An electronic book (variously: e-book, eBook, ebook, digital book, or even e-edition) is a book-length publication in digital form, consisting of text, images, or both (sometimes even other multimedia elements such as audio and/or video), and produced on, published through, and readable on computers or other electronic devices. Sometimes the equivalent of a conventional printed book, e-books can also be born digital.
The Oxford Dictionary of English defines the e-book as "an electronic version of a printed book," but e-books can and do exist without any printed equivalent. Commercially produced and sold E-books are usually intended to be read on dedicated e-book readers. However, almost any sophisticated electronic device that features a controllable viewing screen, including computers, many mobile phones, and nearly all smartphones, can also be used to read e-books. Some companies, such as Amazon, with their Kindle for PC software, provide an emulator that allows a user to read their format on other platforms.

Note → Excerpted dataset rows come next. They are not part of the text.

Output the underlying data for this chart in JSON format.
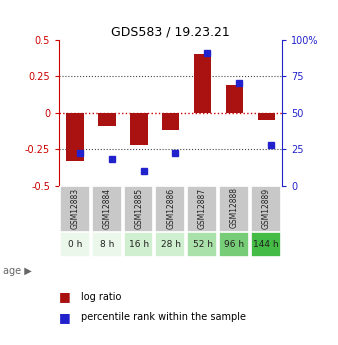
{
  "title": "GDS583 / 19.23.21",
  "samples": [
    "GSM12883",
    "GSM12884",
    "GSM12885",
    "GSM12886",
    "GSM12887",
    "GSM12888",
    "GSM12889"
  ],
  "ages": [
    "0 h",
    "8 h",
    "16 h",
    "28 h",
    "52 h",
    "96 h",
    "144 h"
  ],
  "log_ratio": [
    -0.33,
    -0.09,
    -0.22,
    -0.12,
    0.4,
    0.19,
    -0.05
  ],
  "percentile": [
    22,
    18,
    10,
    22,
    91,
    70,
    28
  ],
  "bar_color": "#aa1111",
  "pct_color": "#2222cc",
  "ylim": [
    -0.5,
    0.5
  ],
  "yticks_left": [
    -0.5,
    -0.25,
    0,
    0.25,
    0.5
  ],
  "yticks_right": [
    0,
    25,
    50,
    75,
    100
  ],
  "hline_color": "#cc0000",
  "dotted_color": "#444444",
  "age_colors": [
    "#eaf7ea",
    "#eaf7ea",
    "#d0efd0",
    "#d0efd0",
    "#aae0aa",
    "#77cc77",
    "#44bb44"
  ],
  "sample_bg": "#c8c8c8",
  "legend_log_ratio": "log ratio",
  "legend_pct": "percentile rank within the sample",
  "bar_width": 0.55
}
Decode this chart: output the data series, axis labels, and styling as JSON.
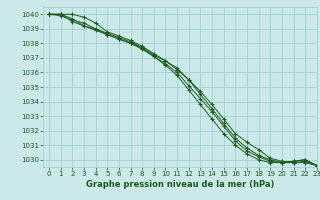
{
  "title": "Graphe pression niveau de la mer (hPa)",
  "background_color": "#cce9e9",
  "grid_color": "#99cccc",
  "line_color": "#1a5c1a",
  "xlim": [
    -0.5,
    23
  ],
  "ylim": [
    1029.5,
    1040.5
  ],
  "yticks": [
    1030,
    1031,
    1032,
    1033,
    1034,
    1035,
    1036,
    1037,
    1038,
    1039,
    1040
  ],
  "xticks": [
    0,
    1,
    2,
    3,
    4,
    5,
    6,
    7,
    8,
    9,
    10,
    11,
    12,
    13,
    14,
    15,
    16,
    17,
    18,
    19,
    20,
    21,
    22,
    23
  ],
  "series": [
    [
      1040.0,
      1040.0,
      1039.7,
      1039.2,
      1038.9,
      1038.6,
      1038.3,
      1038.0,
      1037.7,
      1037.2,
      1036.8,
      1036.2,
      1035.5,
      1034.7,
      1033.8,
      1032.8,
      1031.8,
      1031.2,
      1030.7,
      1030.1,
      1029.9,
      1029.8,
      1029.8,
      1029.6
    ],
    [
      1040.0,
      1040.0,
      1040.0,
      1039.8,
      1039.4,
      1038.8,
      1038.5,
      1038.2,
      1037.8,
      1037.3,
      1036.8,
      1036.3,
      1035.5,
      1034.5,
      1033.5,
      1032.5,
      1031.5,
      1030.8,
      1030.3,
      1030.0,
      1029.8,
      1029.9,
      1030.0,
      1029.6
    ],
    [
      1040.0,
      1040.0,
      1039.5,
      1039.2,
      1039.0,
      1038.7,
      1038.4,
      1038.1,
      1037.7,
      1037.1,
      1036.5,
      1035.8,
      1034.8,
      1033.8,
      1032.8,
      1031.8,
      1031.0,
      1030.4,
      1030.0,
      1029.8,
      1029.8,
      1029.8,
      1029.9,
      1029.6
    ],
    [
      1040.0,
      1039.9,
      1039.6,
      1039.4,
      1039.0,
      1038.6,
      1038.3,
      1038.0,
      1037.6,
      1037.1,
      1036.6,
      1036.0,
      1035.1,
      1034.2,
      1033.3,
      1032.3,
      1031.3,
      1030.6,
      1030.2,
      1029.9,
      1029.8,
      1029.9,
      1030.0,
      1029.6
    ]
  ],
  "ylabel_left_pad": 35,
  "tick_fontsize": 5,
  "xlabel_fontsize": 6,
  "linewidth": 0.7,
  "markersize": 2.5
}
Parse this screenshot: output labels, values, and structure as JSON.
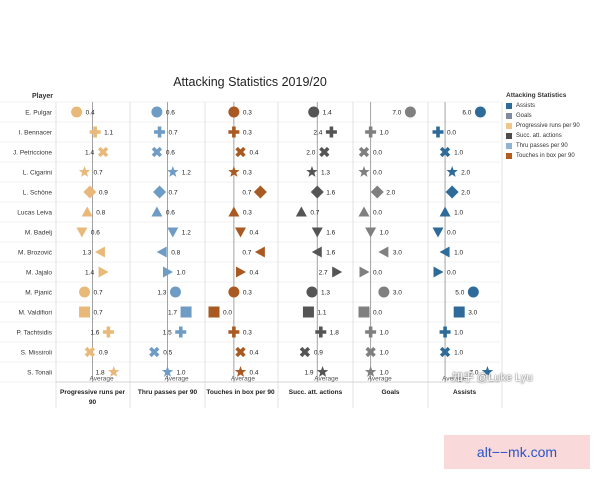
{
  "page": {
    "title": "Attacking Statistics 2019/20",
    "player_header": "Player",
    "average_label": "Average",
    "watermark": "知乎 @Luke Lyu",
    "stamp": "alt−−mk.com"
  },
  "legend": {
    "title": "Attacking Statistics",
    "items": [
      {
        "label": "Assists",
        "color": "#2f6b98",
        "icon": "square-swatch"
      },
      {
        "label": "Goals",
        "color": "#7f8ba0",
        "icon": "square-swatch"
      },
      {
        "label": "Progressive runs per 90",
        "color": "#f2c58a",
        "icon": "square-swatch"
      },
      {
        "label": "Succ. att. actions",
        "color": "#4d4d4d",
        "icon": "square-swatch"
      },
      {
        "label": "Thru passes per 90",
        "color": "#8fb3d3",
        "icon": "square-swatch"
      },
      {
        "label": "Touches in box per 90",
        "color": "#b45c1e",
        "icon": "square-swatch"
      }
    ]
  },
  "chart_data": {
    "type": "scatter",
    "title": "Attacking Statistics 2019/20",
    "players": [
      "E. Pulgar",
      "I. Bennacer",
      "J. Petriccione",
      "L. Cigarini",
      "L. Schöne",
      "Lucas Leiva",
      "M. Badelj",
      "M. Brozović",
      "M. Jajalo",
      "M. Pjanić",
      "M. Valdifiori",
      "P. Tachtsidis",
      "S. Missiroli",
      "S. Tonali"
    ],
    "shapes": [
      "circle",
      "plus",
      "cross",
      "star",
      "diamond",
      "triangle-up",
      "triangle-down",
      "triangle-left",
      "triangle-right",
      "circle",
      "square",
      "plus",
      "cross",
      "star"
    ],
    "columns": [
      {
        "name": "Progressive runs per 90",
        "color": "#e9b97a",
        "values": [
          0.4,
          1.1,
          1.4,
          0.7,
          0.9,
          0.8,
          0.6,
          1.3,
          1.4,
          0.7,
          0.7,
          1.6,
          0.9,
          1.8
        ],
        "labels": [
          "0.4",
          "1.1",
          "1.4",
          "0.7",
          "0.9",
          "0.8",
          "0.6",
          "1.3",
          "1.4",
          "0.7",
          "0.7",
          "1.6",
          "0.9",
          "1.8"
        ],
        "average": 1.0,
        "xlim": [
          0,
          2.0
        ]
      },
      {
        "name": "Thru passes per 90",
        "color": "#6f9cc4",
        "values": [
          0.6,
          0.7,
          0.6,
          1.2,
          0.7,
          0.6,
          1.2,
          0.8,
          1.0,
          1.3,
          1.7,
          1.5,
          0.5,
          1.0
        ],
        "labels": [
          "0.6",
          "0.7",
          "0.6",
          "1.2",
          "0.7",
          "0.6",
          "1.2",
          "0.8",
          "1.0",
          "1.3",
          "1.7",
          "1.5",
          "0.5",
          "1.0"
        ],
        "average": 1.0,
        "xlim": [
          0,
          2.0
        ]
      },
      {
        "name": "Touches in box per 90",
        "color": "#a85a22",
        "values": [
          0.3,
          0.3,
          0.4,
          0.3,
          0.7,
          0.3,
          0.4,
          0.7,
          0.4,
          0.3,
          0.0,
          0.3,
          0.4,
          0.4
        ],
        "labels": [
          "0.3",
          "0.3",
          "0.4",
          "0.3",
          "0.7",
          "0.3",
          "0.4",
          "0.7",
          "0.4",
          "0.3",
          "0.0",
          "0.3",
          "0.4",
          "0.4"
        ],
        "average": 0.3,
        "xlim": [
          0,
          0.8
        ]
      },
      {
        "name": "Succ. att. actions",
        "color": "#555555",
        "values": [
          1.4,
          2.4,
          2.0,
          1.3,
          1.6,
          0.7,
          1.6,
          1.6,
          2.7,
          1.3,
          1.1,
          1.8,
          0.9,
          1.9
        ],
        "labels": [
          "1.4",
          "2.4",
          "2.0",
          "1.3",
          "1.6",
          "0.7",
          "1.6",
          "1.6",
          "2.7",
          "1.3",
          "1.1",
          "1.8",
          "0.9",
          "1.9"
        ],
        "average": 1.6,
        "xlim": [
          0,
          3.0
        ]
      },
      {
        "name": "Goals",
        "color": "#808080",
        "values": [
          7.0,
          1.0,
          0.0,
          0.0,
          2.0,
          0.0,
          1.0,
          3.0,
          0.0,
          3.0,
          0.0,
          1.0,
          1.0,
          1.0
        ],
        "labels": [
          "7.0",
          "1.0",
          "0.0",
          "0.0",
          "2.0",
          "0.0",
          "1.0",
          "3.0",
          "0.0",
          "3.0",
          "0.0",
          "1.0",
          "1.0",
          "1.0"
        ],
        "average": 1.0,
        "xlim": [
          0,
          8.0
        ]
      },
      {
        "name": "Assists",
        "color": "#2f6b98",
        "values": [
          6.0,
          0.0,
          1.0,
          2.0,
          2.0,
          1.0,
          0.0,
          1.0,
          0.0,
          5.0,
          3.0,
          1.0,
          1.0,
          7.0
        ],
        "labels": [
          "6.0",
          "0.0",
          "1.0",
          "2.0",
          "2.0",
          "1.0",
          "0.0",
          "1.0",
          "0.0",
          "5.0",
          "3.0",
          "1.0",
          "1.0",
          "7.0"
        ],
        "average": 1.0,
        "xlim": [
          0,
          7.5
        ]
      }
    ],
    "column_labels": [
      "Progressive runs per 90",
      "Thru passes per 90",
      "Touches in box per 90",
      "Succ. att. actions",
      "Goals",
      "Assists"
    ],
    "legend_position": "right",
    "grid": true
  }
}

Amazon Kindle 3, an e-book reader displaying part of an e-book on its screen.
Common and famous eBook formats include:
- ePUB (short for "electronic publication): a free, open, and wide-spread format used by many eBook readers, hardware as well as Android apps
- Mobipocket: Formerly an open format and competitor to ePUB, the reader software was aquired by Amazon in 2005 and had no new open source publications since. The eBook format however remained open; the reader software finally became what we know today as Kindle.
- KF8 (Kindle): Obviously a successor of the Mobipocket format. Used solely for Kindle readers (and the Kindle app, of course).
- PDF (Portable Document Format): Introduced by Adobe, this type preserves the original formatting including pagination and positioning of elements, and thus can reflect a specific printed version even for page references. Widely used on computers, there are also reading (and even editing) apps available for Android.